Vendredi 29 avril 2011, Axel Bègue, un agriculteur du Cassé de la Rivière de l'Est, au pied du volcan, a obtenu un sursis de la part du directeur du parc national qui pourrait l'autoriser à laisser paître son troupeau encore 10 ans sur le site protégé.
Tandis que le parc national tenait son conseil administratif, vendredi 29 avril 2011, où il devait statuer sur le cas d'un éleveur du Cassé de la rivière de l'Est, une soixantaine d'éleveurs manifestait devant le site pour demander à ce que les 54 vaches d'Axel Bègue puissent continuer à paître." On avait des cloches, on a juste fait du bruit ", a indiqué Gérard Bègue, le fils de l'agriculteur au sortir de sa rencontre avec le président du parc national, Daniel Gonthier. Selon lui, il a obtenu l'engagement selon lequel sa famille pourra laisser paître ses vaches encore 10 ans sur le site aujourd'hui classé parc national avant d'être délocalisé, probablement vers la Plaine des Cafres. Une décision qui devra être validée par les services de l'Etat. Aujourd'hui, son élevage est considéré comme illégal.

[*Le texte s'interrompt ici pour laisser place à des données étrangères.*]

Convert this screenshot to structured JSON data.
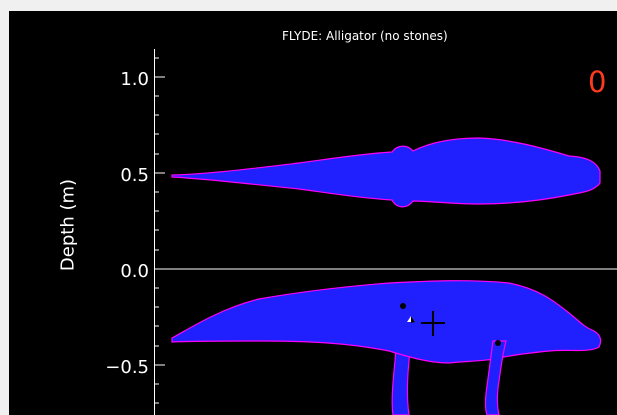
{
  "header": {
    "title": "FLYDE: Alligator (no stones)",
    "counter": "0"
  },
  "axis": {
    "label": "Depth (m)",
    "ticks": [
      "1.0",
      "0.5",
      "0.0",
      "−0.5"
    ],
    "ylim": [
      -0.7,
      1.2
    ]
  },
  "colors": {
    "background": "#000000",
    "body_fill": "#2020ff",
    "outline": "#ff00ff",
    "axis": "#ffffff",
    "counter": "#ff3a1f"
  },
  "icons": {
    "cursor": "crosshair-icon",
    "marker": "center-of-mass-marker-icon"
  }
}
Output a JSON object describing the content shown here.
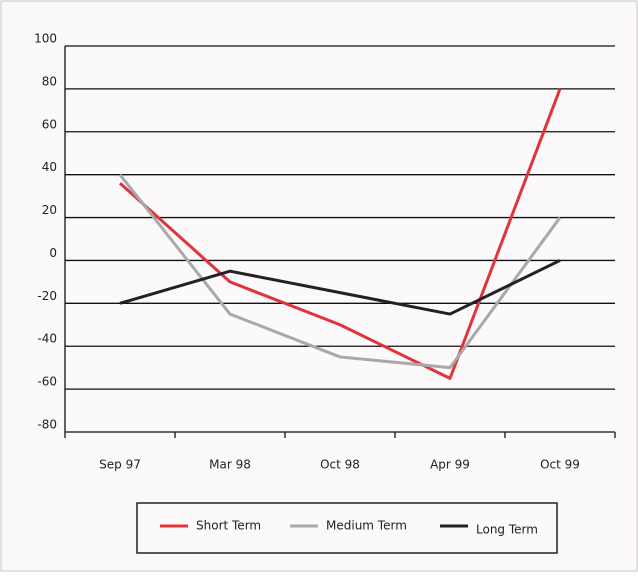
{
  "chart_data": {
    "type": "line",
    "categories": [
      "Sep 97",
      "Mar 98",
      "Oct 98",
      "Apr 99",
      "Oct 99"
    ],
    "series": [
      {
        "name": "Short Term",
        "color": "#e0343c",
        "values": [
          36,
          -10,
          -30,
          -55,
          80
        ]
      },
      {
        "name": "Medium Term",
        "color": "#a9a9a9",
        "values": [
          40,
          -25,
          -45,
          -50,
          20
        ]
      },
      {
        "name": "Long Term",
        "color": "#222222",
        "values": [
          -20,
          -5,
          -15,
          -25,
          0
        ]
      }
    ],
    "ylim": [
      -80,
      100
    ],
    "yticks": [
      -80,
      -60,
      -40,
      -20,
      0,
      20,
      40,
      60,
      80,
      100
    ],
    "grid": true,
    "legend": "bottom"
  }
}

"Cet élevage est historique. Sur ce terrain, il a toujours été pratiqué. Nous n'utilisons pas de pesticides, nous ne polluons pas, on devrait nous laisser là comme cela s'est toujours fait", indique Gérard Bègue. Selon lui, "nous sommes d'accord pour protéger l'environnement mais on va perdre notre patrimoine".
De son côté, Frédéric Vienne, président du syndicat agricole FDSEA, "ne voit pas pourquoi les éleveurs de la Réunion ne pourraient pas jouer un rôle d'entretien du parc", comme c'est le cas, selon lui, dans les parcs naturels de métropole. Il dit réfléchir à s'engager aux côtés de ces agriculteurs car selon lui, "tous les parcs ont des conventions avec les éleveurs. L'élevage a un rôle dans l'entretien du parc".